Derailing Kurdish unity talks
Iran and Turkey fear granting local autonomy to their restive Kurdish populations may embolden them to push for outright independence, some experts say.
The two countries, however, share a more immediate common objective in their joint operations against Kurdish rebels: derailing Washington-mediated talks to unite Syria’s Kurdish factions, said Aykan Erdemir, director of the Turkey Program at the Foundation for Defense of Democracies and a former member of the Turkish parliament.

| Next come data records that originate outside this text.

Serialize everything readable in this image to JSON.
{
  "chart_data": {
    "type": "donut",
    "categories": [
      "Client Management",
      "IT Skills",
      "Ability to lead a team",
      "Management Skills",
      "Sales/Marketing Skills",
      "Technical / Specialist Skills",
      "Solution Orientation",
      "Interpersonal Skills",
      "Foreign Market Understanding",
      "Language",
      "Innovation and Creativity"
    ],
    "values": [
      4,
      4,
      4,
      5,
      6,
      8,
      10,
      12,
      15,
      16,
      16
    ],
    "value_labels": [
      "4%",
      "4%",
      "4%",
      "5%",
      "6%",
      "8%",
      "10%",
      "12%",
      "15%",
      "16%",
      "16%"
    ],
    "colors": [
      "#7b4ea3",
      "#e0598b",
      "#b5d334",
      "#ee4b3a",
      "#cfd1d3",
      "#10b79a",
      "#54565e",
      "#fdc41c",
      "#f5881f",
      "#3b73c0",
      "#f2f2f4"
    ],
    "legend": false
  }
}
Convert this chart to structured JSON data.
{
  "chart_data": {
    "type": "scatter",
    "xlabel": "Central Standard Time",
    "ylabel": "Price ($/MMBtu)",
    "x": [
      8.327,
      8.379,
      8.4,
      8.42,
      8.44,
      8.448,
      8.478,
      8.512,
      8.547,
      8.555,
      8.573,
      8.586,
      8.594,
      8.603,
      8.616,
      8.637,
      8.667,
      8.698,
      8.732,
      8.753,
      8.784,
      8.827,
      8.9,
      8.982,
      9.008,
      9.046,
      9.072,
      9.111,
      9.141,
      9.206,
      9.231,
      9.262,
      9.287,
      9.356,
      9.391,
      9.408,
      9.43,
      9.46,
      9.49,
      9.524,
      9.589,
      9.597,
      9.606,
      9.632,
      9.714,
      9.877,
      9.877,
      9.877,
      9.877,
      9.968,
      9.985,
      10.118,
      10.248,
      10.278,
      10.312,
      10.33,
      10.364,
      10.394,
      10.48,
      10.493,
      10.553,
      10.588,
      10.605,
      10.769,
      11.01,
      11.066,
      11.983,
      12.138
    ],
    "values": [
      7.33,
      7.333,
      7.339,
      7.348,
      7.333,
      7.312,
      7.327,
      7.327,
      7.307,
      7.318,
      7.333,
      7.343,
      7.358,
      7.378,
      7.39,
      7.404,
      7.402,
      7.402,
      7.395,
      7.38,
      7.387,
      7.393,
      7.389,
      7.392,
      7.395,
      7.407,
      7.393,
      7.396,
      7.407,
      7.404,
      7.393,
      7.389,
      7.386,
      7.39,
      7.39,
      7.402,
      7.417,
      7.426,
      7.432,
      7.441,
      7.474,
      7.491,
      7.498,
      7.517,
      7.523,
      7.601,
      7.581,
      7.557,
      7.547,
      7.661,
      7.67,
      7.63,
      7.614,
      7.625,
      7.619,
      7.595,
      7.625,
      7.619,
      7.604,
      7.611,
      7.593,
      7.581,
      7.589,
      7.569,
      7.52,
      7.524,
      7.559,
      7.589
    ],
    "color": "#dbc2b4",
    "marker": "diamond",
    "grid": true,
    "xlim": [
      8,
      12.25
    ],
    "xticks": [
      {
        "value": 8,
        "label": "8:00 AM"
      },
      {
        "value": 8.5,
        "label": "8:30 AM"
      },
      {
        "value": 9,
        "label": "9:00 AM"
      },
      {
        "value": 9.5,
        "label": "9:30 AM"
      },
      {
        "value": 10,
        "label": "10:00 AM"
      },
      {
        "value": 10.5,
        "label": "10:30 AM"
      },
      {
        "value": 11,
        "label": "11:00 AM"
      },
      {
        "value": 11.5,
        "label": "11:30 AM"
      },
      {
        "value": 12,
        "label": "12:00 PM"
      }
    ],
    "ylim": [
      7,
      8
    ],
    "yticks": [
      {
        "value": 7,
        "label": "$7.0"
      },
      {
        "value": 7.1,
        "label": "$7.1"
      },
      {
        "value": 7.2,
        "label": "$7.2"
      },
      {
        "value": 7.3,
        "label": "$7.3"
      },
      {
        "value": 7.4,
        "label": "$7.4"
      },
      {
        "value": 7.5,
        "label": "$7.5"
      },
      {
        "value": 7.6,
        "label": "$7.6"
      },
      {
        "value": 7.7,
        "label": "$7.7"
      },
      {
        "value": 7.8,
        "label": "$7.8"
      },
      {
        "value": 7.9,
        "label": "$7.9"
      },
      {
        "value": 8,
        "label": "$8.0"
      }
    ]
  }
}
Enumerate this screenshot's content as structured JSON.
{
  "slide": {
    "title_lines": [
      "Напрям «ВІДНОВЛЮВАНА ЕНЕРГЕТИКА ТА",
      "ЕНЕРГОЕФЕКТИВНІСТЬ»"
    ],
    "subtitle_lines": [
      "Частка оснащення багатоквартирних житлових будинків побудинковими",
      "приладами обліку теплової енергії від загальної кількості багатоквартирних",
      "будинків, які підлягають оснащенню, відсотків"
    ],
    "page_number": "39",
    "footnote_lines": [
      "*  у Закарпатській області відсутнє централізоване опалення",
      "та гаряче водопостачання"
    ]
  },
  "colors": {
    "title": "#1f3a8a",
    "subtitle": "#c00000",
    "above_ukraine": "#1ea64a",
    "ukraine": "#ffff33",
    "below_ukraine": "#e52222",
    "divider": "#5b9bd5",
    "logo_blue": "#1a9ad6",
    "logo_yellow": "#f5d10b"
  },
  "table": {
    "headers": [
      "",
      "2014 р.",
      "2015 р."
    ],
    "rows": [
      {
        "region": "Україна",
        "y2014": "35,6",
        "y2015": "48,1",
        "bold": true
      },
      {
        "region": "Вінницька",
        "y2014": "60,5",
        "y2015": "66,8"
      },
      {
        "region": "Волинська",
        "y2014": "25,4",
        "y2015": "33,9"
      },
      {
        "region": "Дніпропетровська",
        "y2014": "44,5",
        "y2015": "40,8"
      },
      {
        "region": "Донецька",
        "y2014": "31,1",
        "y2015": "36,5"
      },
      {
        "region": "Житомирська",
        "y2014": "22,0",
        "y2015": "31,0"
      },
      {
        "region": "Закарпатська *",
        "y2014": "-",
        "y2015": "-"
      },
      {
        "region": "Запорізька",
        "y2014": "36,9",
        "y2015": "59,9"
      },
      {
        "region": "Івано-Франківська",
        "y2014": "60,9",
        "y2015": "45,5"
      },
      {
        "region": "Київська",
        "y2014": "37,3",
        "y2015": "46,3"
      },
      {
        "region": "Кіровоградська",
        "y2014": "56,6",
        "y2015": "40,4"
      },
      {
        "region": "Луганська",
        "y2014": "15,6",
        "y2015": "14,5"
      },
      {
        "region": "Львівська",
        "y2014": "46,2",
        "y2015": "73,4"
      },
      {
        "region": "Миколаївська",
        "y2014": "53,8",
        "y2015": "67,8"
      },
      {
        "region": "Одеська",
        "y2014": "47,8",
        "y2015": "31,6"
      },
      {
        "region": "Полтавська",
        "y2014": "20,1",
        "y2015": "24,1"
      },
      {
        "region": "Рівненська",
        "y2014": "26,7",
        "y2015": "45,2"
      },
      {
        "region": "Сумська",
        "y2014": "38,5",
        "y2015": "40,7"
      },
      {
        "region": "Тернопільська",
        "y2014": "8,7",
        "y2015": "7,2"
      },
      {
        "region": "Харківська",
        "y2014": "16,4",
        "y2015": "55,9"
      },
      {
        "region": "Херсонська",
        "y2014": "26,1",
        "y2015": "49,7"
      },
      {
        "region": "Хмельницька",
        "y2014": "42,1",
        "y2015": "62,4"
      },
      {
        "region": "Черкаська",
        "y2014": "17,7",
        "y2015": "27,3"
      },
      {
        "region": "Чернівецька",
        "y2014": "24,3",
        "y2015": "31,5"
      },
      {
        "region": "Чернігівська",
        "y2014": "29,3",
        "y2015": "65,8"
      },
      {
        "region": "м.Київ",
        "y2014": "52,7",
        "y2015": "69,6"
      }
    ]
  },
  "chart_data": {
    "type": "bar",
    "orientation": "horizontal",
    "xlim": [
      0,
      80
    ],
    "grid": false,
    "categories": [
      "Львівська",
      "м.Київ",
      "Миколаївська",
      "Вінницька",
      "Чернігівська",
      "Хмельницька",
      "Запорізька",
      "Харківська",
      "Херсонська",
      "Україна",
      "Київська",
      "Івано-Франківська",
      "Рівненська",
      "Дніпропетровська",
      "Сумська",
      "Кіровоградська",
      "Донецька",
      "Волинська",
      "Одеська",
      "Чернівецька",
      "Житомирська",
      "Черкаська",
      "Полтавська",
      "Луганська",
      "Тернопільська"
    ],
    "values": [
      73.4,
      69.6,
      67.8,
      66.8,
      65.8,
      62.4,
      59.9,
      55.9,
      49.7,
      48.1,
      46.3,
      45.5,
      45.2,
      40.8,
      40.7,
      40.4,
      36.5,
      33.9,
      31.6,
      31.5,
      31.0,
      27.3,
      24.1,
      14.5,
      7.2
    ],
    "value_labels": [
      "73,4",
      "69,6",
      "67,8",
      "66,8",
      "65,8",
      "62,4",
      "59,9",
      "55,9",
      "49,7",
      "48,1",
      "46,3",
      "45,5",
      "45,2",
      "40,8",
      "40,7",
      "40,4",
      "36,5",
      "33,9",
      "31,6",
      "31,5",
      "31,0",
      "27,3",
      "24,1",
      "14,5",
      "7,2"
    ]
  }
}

Erdemir argues that both countries are trying to achieve that goal “by putting pressure on the Kurdistan Regional Government [KRG], which has close ties with the KNC.”
KNC is a Syrian Kurdish party to the negotiations. The other party is the Democratic Union Party (PYD), the political wing of the Syrian Democratic Forces (SDF), which is a major U.S. partner in the fight against the Islamic State terror group.
Turkey, however, views the SDF as an extension of the PKK.
“Although Ankara and Tehran have sectarian differences and clashing hegemonic ambitions concerning Iraq and the Middle East, time and again they have managed to find win-win arrangements to expand their respective spheres of influence,” Erdemir told VOA.
US position
In addition to airstrikes, Turkey’s operation includes ground troops who have crossed the border into Iraq.
The United States called Wednesday for cooperation among Turkey, Iraq and the KRG against the PKK.
“We regret any innocent loss of life and note the concerns expressed by the government of Iraq,” a U.S. State Department spokesperson told VOA.
“The United States calls on Turkey and Iraq, including the KRG, to work together to defeat the PKK,” the spokesperson said, adding, “The United States is prepared to facilitate and support a coordinated approach on this issue.”
Meanwhile, Kawa, the shop owner, is not certain whether life for him and his family will ever return to normal.
“My wife’s leg has been chopped off. Nothing, not even the weight of this Earth in gold, can bring that back,” he said.
VOA’s State Department correspondent Cindy Saine and VOA’s Ezel Sahinkaya contributed to this report from Washington.